Section Head, Radioisotope Research and Development Section

Sandra Davern leads the Radioisotope Research and Development Section in the Radioisotope Science and Technology Division of the Isotope Science and Engineering Directorate. She is also the initiative lead for the Accelerating Radiotherapeutics through Advanced Molecular Constructs (ARM) Initiative and the Accelerating Radiotherapeutic Innovations and Applications (ARIA) Initiative at ORNL.

Sandra came to ORNL in 2015 as a radioisotope researcher with the former Nuclear and Radiochemistry Group in the Isotope and Fuel Cycle Technology Division. Before that, she subcontracted with Xcel Engineering as an environmental scientist for the Department of Energy’s Plant Radiochemistry and Radioimaging Scientific Focus Area.

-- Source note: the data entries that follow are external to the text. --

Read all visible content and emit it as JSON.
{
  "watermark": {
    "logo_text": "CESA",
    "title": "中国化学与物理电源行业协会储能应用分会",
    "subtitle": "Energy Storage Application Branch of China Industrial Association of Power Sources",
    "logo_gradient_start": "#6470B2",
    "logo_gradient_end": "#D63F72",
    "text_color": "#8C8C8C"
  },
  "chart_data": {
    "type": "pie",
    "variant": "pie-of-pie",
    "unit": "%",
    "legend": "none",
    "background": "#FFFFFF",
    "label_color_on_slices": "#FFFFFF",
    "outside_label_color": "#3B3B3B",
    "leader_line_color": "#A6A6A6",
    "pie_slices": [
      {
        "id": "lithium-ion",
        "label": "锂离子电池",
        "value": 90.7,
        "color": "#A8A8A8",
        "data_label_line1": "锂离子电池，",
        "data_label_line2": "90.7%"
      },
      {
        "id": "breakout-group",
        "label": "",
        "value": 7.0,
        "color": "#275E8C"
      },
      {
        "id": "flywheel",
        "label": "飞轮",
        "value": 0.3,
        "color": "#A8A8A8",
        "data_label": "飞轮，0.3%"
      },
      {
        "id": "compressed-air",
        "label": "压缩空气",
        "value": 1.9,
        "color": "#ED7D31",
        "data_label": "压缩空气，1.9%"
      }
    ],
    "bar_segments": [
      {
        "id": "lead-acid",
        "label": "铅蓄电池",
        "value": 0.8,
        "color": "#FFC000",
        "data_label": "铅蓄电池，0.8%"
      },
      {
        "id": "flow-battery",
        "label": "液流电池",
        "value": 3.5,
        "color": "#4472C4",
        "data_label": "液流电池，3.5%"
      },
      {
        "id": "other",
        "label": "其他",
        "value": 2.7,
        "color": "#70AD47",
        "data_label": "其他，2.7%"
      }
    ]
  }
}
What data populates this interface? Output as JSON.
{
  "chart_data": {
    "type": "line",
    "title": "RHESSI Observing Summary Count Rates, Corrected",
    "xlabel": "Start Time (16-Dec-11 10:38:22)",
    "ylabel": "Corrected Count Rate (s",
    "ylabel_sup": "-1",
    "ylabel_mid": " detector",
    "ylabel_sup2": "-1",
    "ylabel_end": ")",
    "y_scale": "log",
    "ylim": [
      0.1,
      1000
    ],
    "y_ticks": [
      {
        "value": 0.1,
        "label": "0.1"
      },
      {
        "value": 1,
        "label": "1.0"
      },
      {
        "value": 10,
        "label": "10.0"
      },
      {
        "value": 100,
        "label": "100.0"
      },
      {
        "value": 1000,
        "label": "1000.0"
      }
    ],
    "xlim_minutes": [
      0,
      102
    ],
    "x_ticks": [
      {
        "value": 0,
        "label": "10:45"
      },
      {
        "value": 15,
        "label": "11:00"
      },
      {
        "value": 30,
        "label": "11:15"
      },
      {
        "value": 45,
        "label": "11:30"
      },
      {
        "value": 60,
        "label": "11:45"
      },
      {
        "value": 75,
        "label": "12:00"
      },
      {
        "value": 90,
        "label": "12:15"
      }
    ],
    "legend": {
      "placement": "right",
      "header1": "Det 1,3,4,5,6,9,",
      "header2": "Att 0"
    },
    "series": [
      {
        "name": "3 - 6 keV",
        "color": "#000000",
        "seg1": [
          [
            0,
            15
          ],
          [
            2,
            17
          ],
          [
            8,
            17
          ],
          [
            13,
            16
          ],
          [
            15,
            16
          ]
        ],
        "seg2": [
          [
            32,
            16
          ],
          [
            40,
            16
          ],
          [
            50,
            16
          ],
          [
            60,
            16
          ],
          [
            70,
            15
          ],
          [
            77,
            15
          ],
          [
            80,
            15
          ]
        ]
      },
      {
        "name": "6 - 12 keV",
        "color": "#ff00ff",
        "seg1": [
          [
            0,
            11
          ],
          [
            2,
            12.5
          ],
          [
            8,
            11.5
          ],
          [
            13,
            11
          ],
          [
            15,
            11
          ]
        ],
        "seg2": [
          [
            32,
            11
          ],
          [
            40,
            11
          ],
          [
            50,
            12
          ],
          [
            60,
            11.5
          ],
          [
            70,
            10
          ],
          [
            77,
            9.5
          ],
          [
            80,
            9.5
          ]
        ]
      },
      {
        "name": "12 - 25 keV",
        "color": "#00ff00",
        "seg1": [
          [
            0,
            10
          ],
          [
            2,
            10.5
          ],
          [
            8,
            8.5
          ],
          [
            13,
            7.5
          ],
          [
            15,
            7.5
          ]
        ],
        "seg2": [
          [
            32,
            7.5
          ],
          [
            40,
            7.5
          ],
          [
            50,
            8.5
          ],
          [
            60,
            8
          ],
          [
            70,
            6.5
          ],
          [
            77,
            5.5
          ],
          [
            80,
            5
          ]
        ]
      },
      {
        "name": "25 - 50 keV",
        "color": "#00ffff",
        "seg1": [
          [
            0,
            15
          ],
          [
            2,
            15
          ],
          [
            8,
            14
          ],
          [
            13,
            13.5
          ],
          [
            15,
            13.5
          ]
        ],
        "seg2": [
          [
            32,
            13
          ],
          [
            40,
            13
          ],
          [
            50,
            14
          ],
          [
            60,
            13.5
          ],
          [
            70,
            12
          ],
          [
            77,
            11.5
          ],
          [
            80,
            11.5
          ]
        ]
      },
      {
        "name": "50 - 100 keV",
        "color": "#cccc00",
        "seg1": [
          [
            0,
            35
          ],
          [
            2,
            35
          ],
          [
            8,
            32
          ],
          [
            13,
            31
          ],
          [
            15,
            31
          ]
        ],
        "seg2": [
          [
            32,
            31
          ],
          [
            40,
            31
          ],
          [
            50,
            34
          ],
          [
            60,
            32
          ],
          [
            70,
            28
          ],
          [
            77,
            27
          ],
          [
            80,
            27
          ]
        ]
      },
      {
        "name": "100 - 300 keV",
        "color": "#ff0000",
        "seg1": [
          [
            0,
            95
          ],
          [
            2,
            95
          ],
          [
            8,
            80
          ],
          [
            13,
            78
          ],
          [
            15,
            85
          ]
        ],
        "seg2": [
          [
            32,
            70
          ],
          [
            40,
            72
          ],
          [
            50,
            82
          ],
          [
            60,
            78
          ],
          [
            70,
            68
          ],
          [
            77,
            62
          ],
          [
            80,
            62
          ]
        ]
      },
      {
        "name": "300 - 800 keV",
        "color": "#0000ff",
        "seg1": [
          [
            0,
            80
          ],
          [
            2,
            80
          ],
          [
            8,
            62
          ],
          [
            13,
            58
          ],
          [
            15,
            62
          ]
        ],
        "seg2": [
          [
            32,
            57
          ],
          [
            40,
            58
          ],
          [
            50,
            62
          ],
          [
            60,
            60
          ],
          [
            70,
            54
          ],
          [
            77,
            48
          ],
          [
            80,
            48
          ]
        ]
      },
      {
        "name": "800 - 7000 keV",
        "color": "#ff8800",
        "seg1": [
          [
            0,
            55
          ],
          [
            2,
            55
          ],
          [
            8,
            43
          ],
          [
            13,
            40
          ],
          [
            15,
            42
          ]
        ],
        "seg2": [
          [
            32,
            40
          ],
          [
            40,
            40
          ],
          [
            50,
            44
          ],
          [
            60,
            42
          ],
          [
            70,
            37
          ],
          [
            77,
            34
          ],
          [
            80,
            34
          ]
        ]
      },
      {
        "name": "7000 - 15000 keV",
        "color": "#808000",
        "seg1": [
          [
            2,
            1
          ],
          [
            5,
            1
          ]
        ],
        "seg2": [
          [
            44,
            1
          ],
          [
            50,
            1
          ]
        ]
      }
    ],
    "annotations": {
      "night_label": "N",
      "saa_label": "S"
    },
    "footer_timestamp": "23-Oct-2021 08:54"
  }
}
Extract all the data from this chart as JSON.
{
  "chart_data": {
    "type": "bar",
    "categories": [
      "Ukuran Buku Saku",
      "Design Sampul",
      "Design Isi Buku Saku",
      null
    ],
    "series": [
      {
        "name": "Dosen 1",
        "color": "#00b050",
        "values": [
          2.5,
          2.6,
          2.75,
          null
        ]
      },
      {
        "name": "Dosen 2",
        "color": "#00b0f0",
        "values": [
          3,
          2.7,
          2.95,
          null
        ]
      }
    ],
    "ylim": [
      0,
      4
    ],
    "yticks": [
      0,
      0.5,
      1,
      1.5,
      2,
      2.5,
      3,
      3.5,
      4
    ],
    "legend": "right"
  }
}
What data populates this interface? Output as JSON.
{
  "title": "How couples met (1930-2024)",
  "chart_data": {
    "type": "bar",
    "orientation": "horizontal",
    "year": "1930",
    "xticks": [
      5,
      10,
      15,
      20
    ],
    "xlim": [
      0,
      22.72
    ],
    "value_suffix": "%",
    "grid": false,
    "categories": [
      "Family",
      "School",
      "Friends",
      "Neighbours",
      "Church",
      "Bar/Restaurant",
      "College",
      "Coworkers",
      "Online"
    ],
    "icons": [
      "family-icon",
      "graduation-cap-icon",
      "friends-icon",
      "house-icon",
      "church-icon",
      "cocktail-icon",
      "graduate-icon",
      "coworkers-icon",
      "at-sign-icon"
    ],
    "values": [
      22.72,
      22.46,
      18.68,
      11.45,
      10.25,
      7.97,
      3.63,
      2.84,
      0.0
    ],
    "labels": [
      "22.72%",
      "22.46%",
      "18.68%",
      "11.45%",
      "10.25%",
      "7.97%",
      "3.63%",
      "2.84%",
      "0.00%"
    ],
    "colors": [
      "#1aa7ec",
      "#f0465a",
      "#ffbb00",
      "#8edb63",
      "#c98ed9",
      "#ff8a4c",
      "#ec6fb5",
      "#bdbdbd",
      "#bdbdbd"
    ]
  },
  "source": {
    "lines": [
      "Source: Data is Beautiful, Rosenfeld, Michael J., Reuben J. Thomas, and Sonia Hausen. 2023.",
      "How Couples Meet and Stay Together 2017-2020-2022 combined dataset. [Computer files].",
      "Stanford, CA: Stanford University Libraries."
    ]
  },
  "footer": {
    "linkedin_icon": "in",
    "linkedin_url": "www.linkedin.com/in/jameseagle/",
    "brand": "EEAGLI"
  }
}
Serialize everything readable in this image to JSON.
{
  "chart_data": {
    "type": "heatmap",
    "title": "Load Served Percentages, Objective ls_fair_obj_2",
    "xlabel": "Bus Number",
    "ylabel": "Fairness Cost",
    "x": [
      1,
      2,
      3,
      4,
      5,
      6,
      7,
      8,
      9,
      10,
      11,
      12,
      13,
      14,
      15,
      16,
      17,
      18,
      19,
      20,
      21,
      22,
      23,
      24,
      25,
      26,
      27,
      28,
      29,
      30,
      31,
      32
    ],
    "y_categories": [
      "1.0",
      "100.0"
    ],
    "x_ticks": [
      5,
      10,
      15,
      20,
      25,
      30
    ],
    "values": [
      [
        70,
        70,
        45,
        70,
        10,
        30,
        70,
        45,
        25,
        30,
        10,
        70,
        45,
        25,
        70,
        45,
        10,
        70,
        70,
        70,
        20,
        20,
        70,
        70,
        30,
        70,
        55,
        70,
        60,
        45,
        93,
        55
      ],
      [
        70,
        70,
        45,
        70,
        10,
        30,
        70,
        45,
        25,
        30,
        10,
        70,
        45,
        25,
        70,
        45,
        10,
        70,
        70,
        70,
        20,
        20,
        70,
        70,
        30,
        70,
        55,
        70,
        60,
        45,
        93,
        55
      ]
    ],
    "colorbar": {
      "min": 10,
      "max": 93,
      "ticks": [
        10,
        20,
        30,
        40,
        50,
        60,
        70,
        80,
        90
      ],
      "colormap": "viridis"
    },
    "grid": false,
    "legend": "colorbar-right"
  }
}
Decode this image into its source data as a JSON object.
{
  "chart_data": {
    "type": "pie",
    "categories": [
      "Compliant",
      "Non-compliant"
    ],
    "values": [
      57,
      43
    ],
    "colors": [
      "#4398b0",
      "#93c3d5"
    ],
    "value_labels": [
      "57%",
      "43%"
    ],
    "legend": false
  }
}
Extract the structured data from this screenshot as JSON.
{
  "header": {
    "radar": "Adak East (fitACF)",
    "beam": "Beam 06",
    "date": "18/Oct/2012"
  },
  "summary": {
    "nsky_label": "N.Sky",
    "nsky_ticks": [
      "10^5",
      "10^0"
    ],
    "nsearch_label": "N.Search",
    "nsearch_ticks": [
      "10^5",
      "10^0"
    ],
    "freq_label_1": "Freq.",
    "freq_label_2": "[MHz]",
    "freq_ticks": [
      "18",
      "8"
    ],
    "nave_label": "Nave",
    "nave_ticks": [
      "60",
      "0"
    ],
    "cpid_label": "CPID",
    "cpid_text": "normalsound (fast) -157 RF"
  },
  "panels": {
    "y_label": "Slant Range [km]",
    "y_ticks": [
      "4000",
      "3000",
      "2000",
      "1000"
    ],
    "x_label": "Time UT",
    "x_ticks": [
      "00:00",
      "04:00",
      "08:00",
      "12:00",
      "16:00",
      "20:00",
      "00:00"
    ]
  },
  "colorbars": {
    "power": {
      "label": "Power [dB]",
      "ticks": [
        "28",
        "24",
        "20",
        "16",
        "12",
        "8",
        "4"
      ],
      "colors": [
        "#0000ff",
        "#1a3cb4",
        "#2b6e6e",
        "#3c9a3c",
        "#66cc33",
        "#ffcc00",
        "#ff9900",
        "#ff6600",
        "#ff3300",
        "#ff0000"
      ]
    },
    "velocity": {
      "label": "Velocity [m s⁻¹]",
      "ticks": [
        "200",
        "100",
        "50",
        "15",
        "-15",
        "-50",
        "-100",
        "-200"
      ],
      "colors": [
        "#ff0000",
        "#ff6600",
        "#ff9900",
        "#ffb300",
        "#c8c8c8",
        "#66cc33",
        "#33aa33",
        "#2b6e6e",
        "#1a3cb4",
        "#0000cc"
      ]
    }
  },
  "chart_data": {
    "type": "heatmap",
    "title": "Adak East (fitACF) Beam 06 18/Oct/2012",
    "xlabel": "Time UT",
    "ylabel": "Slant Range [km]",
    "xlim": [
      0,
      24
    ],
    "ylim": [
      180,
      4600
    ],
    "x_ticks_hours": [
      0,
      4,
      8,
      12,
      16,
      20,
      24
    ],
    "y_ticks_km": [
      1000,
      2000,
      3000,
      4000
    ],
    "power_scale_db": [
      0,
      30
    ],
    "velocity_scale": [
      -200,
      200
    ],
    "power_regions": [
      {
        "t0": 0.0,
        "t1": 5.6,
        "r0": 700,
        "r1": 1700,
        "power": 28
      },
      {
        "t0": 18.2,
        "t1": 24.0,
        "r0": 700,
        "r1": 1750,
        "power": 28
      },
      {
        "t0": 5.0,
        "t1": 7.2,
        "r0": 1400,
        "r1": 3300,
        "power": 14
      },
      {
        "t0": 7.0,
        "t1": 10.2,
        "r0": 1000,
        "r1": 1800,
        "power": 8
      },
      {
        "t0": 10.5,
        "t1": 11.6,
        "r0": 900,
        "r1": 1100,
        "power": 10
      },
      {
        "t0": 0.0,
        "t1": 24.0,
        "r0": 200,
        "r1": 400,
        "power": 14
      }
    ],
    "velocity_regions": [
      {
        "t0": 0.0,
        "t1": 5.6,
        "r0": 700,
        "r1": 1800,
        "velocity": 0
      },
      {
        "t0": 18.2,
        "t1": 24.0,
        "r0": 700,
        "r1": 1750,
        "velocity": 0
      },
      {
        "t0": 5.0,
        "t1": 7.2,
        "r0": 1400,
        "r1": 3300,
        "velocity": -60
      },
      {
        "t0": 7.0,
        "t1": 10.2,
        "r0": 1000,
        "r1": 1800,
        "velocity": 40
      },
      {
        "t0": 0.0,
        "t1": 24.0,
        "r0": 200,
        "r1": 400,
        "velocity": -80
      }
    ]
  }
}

Her prior experience as a research associate with the Human Immunology and Cancer Program at the University of Tennessee Health Science Center continues to inform her research on radiobiology medical applications, and she has been principal investigator for a number of studies in that field. Her teams’ inventions include a deployable human bioindicator, a system using vertically aligned carbon nanofiber arrays for the microdelivery of biomolecules to plants, and monoclonal antibodies with immunodiagnostic capabilities. She has been a lab space manager for radiochemistry R&D labs at ORNL, and her expertise extends to quality assurance for radioisotope processing and production.

Sandra holds a doctoral degree in cell biology from the University College Dublin in Ireland, and a bachelor of science degree in biotechnology from Dublin City University in Ireland. Sandra’s post-doctoral experience was at ORNL in the area of targeted alpha therapy, which has proved to be pivotal to informing her current research interests. She has mentored students and visiting faculty through Oak Ridge Associated Universities, Tennessee State University, East Tennessee State University, Jackson State University, Virginia Tech, New York University, and the University of Tennessee. She is a member of ORNL Women in Physical Sciences, ORNL Women in Nuclear and Global Security, Women in Nuclear (Oak Ridge chapter), the Society for Nuclear Medicine and Molecular Imaging, the American Association for the Advancement of Science, and the American Chemical Society.